# Dritan's Live Tutorials



## Split Shot (Sep 24, 2016)

Not seen any other mention of this so I thought I'd flag it up:

The King of Cool - Dritan Alsela - is doing a series of tutorials at the moment on You Tube on all things latte art.

This week is the 3rd instalment on basic designs






You can look back at the previous 2 on steaming technique and types of milk.

Good stuff!


----------



## Glenn (Jun 14, 2008)

We feature Dritan's art on our Facebook page from time to time also.

He is very talented.


----------



## Split Shot (Sep 24, 2016)

For your convenience....

Part 1: How to froth milk and train your latte art skills -


----------



## Rhys (Dec 21, 2014)

I've got him saved on my YouTube channels.

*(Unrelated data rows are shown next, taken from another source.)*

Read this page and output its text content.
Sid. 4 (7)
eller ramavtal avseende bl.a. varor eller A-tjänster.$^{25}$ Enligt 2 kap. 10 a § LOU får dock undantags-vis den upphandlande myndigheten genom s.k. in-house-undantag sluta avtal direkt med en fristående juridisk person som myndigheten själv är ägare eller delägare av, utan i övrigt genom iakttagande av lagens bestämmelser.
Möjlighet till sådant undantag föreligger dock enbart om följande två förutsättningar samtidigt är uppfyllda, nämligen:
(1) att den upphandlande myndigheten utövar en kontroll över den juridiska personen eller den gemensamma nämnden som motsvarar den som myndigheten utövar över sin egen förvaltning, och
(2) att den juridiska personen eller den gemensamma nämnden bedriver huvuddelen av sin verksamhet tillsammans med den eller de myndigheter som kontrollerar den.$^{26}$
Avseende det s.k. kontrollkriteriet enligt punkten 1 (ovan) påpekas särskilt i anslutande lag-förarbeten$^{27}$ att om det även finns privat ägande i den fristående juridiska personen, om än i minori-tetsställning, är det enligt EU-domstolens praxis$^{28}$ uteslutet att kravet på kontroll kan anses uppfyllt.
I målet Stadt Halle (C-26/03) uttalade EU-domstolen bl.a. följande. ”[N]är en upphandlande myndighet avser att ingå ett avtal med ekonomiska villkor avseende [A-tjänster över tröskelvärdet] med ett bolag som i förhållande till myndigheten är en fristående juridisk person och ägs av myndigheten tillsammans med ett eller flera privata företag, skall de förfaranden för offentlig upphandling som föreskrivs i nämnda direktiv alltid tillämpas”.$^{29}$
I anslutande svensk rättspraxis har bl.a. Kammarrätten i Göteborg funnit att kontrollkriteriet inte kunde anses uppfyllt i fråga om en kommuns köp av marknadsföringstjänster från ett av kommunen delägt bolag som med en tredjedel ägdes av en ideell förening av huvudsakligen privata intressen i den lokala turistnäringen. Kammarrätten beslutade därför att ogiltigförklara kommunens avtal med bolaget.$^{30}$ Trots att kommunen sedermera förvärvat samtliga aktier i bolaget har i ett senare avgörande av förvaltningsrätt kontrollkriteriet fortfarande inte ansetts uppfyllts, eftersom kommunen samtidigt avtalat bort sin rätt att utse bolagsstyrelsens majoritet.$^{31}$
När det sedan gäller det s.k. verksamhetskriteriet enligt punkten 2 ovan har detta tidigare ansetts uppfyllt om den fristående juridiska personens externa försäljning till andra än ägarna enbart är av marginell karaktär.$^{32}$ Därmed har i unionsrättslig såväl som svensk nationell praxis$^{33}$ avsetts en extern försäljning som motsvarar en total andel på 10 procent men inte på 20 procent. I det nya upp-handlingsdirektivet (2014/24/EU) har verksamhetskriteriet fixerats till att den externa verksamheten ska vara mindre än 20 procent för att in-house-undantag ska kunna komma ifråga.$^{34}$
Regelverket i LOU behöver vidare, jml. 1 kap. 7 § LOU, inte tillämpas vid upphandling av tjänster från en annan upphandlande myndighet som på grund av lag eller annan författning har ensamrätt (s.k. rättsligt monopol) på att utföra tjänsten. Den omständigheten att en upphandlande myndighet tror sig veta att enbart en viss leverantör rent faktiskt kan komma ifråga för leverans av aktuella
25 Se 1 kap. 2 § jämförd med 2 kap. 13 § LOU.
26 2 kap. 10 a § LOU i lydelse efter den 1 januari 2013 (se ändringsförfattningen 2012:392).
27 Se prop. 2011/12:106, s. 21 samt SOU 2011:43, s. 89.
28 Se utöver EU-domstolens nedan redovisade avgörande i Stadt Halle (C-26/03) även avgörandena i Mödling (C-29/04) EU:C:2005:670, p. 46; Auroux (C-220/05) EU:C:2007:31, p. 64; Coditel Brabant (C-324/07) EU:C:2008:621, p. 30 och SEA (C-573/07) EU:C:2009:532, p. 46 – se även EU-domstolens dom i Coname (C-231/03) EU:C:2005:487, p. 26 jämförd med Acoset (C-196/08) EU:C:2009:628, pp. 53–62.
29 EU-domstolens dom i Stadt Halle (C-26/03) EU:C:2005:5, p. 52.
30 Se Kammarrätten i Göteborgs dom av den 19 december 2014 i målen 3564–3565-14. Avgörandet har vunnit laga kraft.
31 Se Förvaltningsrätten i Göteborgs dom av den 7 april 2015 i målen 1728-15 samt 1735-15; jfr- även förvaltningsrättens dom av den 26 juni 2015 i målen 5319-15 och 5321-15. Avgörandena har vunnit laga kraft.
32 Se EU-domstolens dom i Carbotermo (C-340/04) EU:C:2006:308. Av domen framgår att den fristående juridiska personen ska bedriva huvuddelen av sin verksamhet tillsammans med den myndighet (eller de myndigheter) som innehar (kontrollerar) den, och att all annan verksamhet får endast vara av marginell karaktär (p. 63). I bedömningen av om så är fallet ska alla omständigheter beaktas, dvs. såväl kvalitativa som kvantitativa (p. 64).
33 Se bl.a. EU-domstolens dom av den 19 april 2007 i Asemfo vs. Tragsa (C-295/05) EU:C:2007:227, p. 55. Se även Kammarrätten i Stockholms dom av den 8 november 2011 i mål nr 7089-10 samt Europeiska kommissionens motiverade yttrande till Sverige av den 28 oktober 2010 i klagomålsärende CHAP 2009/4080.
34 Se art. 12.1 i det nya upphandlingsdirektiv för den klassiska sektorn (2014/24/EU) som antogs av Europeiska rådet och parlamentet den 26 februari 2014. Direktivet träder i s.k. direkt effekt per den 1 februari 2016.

Damn impressive!


----------



## jimbojohn55 (Jan 15, 2016)

Got to love the "you can use any jug and any cup it makes no difference" great videos


----------



## Rhys (Dec 21, 2014)

jimbojohn55 said:


> Got to love the "you can use any jug and any cup it makes no difference" great videos


and any milk.. and reheat milk as long as it doesn't go over 65 degrees lol


----------



## DoubleShot (Apr 23, 2014)

I'd like one of his cups!


----------



## DJA (Nov 22, 2016)

DoubleShot said:


> I'd like one of his cups!


Me too, just ordered some


----------



## Nod (Sep 7, 2013)

I'm thinking of emailing and asking if I need to use a particular milk (joke for anyone who has watched these excellent videos)


----------



## Split Shot (Sep 24, 2016)

Part 4: Latte art with different kind of pitchers


----------



## mopiko (Jan 2, 2017)

watched him since he posted his famous latte art practice with coffee grounds reusing just 1 jug of frothed milk!


----------